The technical aspects of this are beyond my paygrade. From what I gather, Alshamrani reportedly had two older models, an iPhone 7 Plus and an iPhone 5, which third party providers know how to hack. It is possible that physical damage to the phones—Alshamrani shot the iPhone 7 Plus and also tried to destroy the iPhone 5, according to the New York Times—may have impeded the FBI’s ability to penetrate the devices’ password security.
Still, I think Apple and the counterterrorism official I trust have an entirely valid concern. If there is a “legislative solution,” as Barr seeks, you can bet it will be hotly debated and heavily litigated. Apple has called on Congress to act as well, but this debate has been ongoing for years. The FBI tried to compel Apple to crack the encryption on one of the iPhones owned by the terrorist couple who massacred holiday partygoers in San Bernardino, California, in December 2015. Apple fought that demand and the U.S. government eventually dropped the matter after a third party helped get into the phone.
FBI Director Wray echoed Barr’s criticisms of Apple, claiming that the delay in accessing Alshamrani’s iPhones cost the bureau valuable time and leads in its investigation. “Now, months after the attack, anyone he [Alshamrani] spoke to—here or abroad—has had months to concoct and compare stories with co-conspirators, destroy evidence, or disappear,” Wray said. “As a result, there’s a lot we just can’t do at this point that we could have done months ago.” Wray went on to complain that the U.S. government had to “wait to hear” about AQAP’s responsibility from the group itself “months after the fact.”

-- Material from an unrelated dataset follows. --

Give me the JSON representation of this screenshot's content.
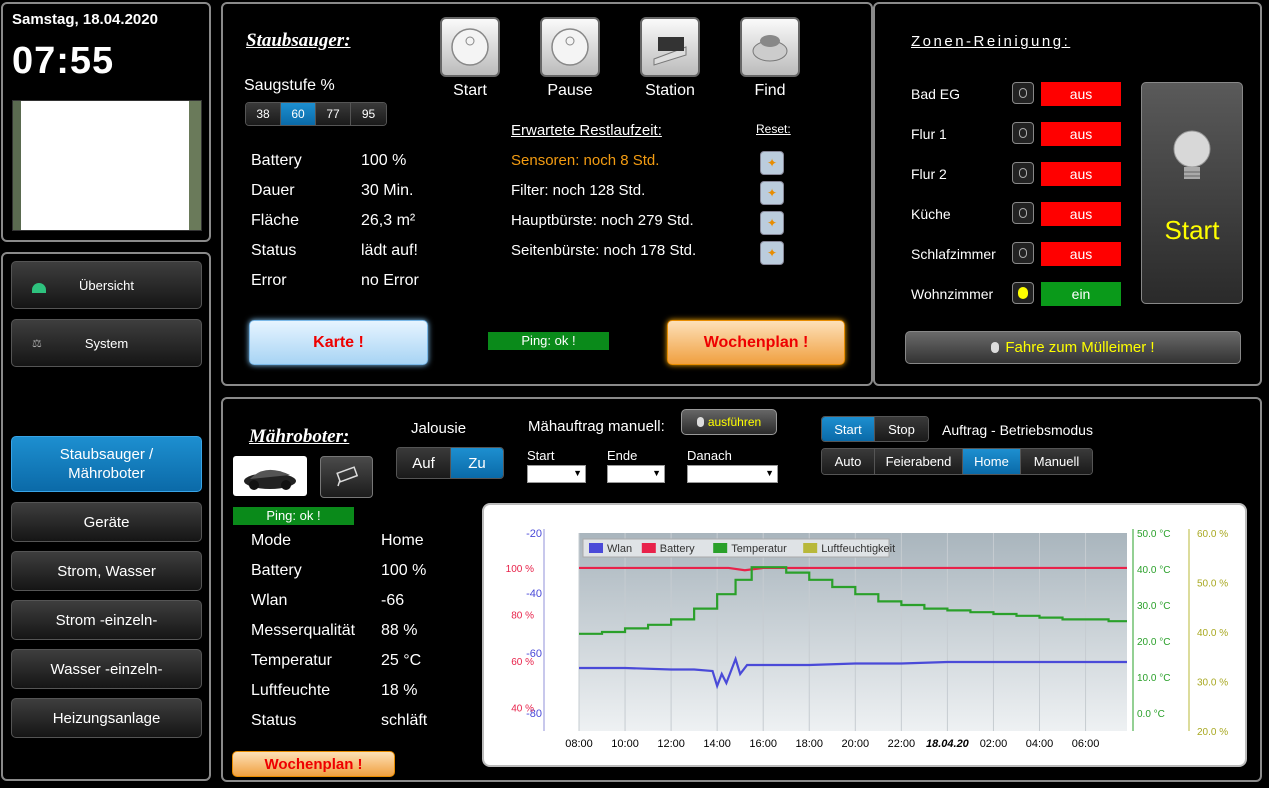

Wray was referring to the video released by AQAP in early February. The production glorified Alshamrani as a martyr for al-Qaeda’s cause. The video featured an audio recording from AQAP’s emir, Qasim al-Raymi, who claimed that Alshamrani had been lying in wait. “For several years, our hero moved between several U.S. military bases in America to select and contemplate his best and fattest target,” al-Raymi claimed. “Allah bestowed him great patience, and due to the Grace of Him alone, he passed all the military tests and all the security procedures.”
“For years, our hero was hiding his intention in his heart [until] Allah the Almighty granted him success,” al-Raymi continued. “He watered America, the enemy of Allah, from the same bitter cup, [from] which she makes Muslims taste every day.”

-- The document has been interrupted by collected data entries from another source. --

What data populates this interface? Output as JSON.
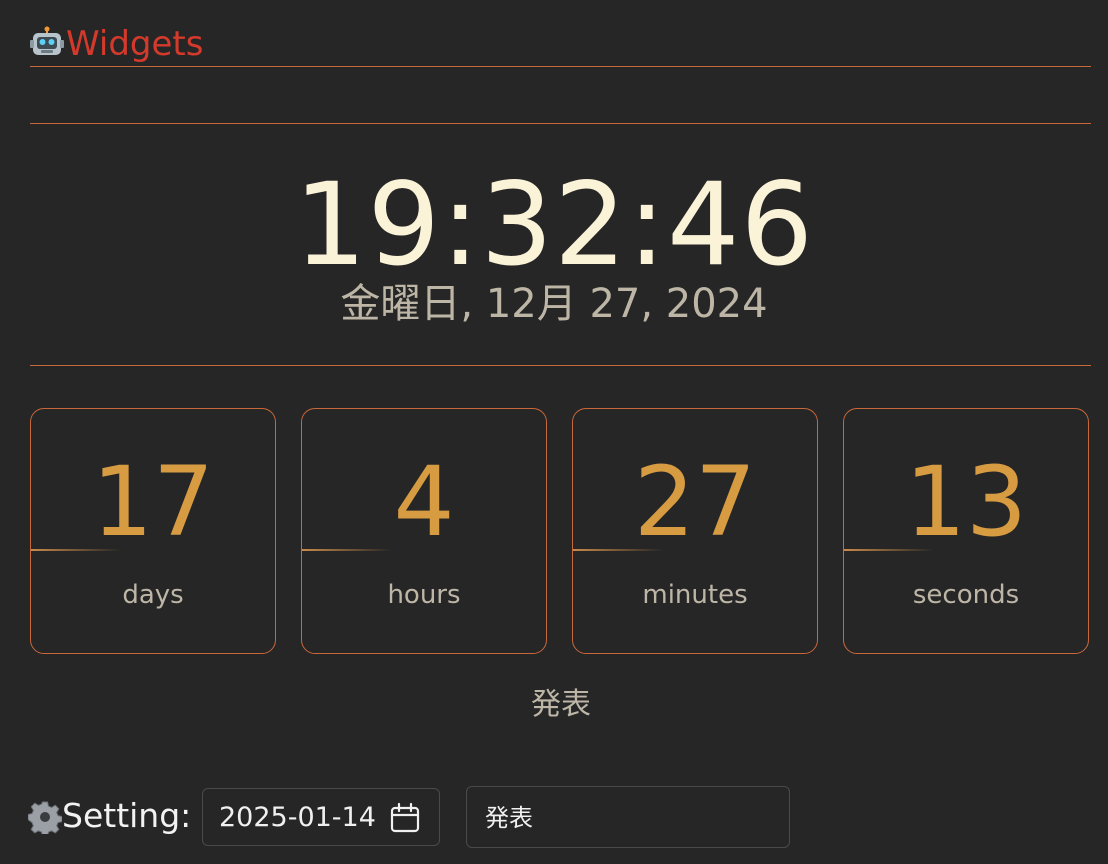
{
  "header": {
    "title": "Widgets",
    "icon": "robot-icon"
  },
  "clock": {
    "time": "19:32:46",
    "date": "金曜日, 12月 27, 2024"
  },
  "countdown": {
    "units": [
      {
        "value": "17",
        "label": "days"
      },
      {
        "value": "4",
        "label": "hours"
      },
      {
        "value": "27",
        "label": "minutes"
      },
      {
        "value": "13",
        "label": "seconds"
      }
    ],
    "event_title": "発表"
  },
  "settings": {
    "label": "Setting:",
    "icon": "gear-icon",
    "target_date": "2025-01-14",
    "event_name": "発表"
  },
  "colors": {
    "background": "#262626",
    "accent_line": "#c8683a",
    "title": "#d33a2c",
    "clock": "#faf3d8",
    "countdown_value": "#d79c42",
    "muted_text": "#bdb6a7"
  }
}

We now know from the evidence on Alshamrani’s phones that al-Raymi wasn’t just boasting.
Al-Raymi himself was killed in a U.S. drone strike in Yemen in January. His claim of “full responsibility” for Alshamrani’s actions was obviously recorded sometime in the weeks beforehand.
There’s no question that AQAP has suffered setbacks. Since 2015, America’s drones have relentlessly hunted AQAP’s leaders, killing top figures who have threatened the U.S. and Europe. The complex, multi-sided war in Yemen has constrained AQAP’s political goals, forcing the group to give up ground it once held across the southern part of the country as part of its nascent jihadist state. And many of AQAP’s plots have failed or been thwarted by the U.S. and its allies.
But AQAP remains an integral part of al-Qaeda’s global network. The al-Qaeda web includes jihadi insurgents fighting to build Islamic emirates everywhere from West Africa, through the Horn of Africa, into Yemen and the heart of the Middle East, as well as Afghanistan. And as the shooting in Pensacola last year shows, the group retains some capacity to strike inside the U.S.
More than 18 years after the 9/11 hijackings, al-Qaeda secretly implanted an operative inside a U.S. military installation. This is just one reason why U.S. officials shouldn’t think al-Qaeda is a “shadow of its former self.”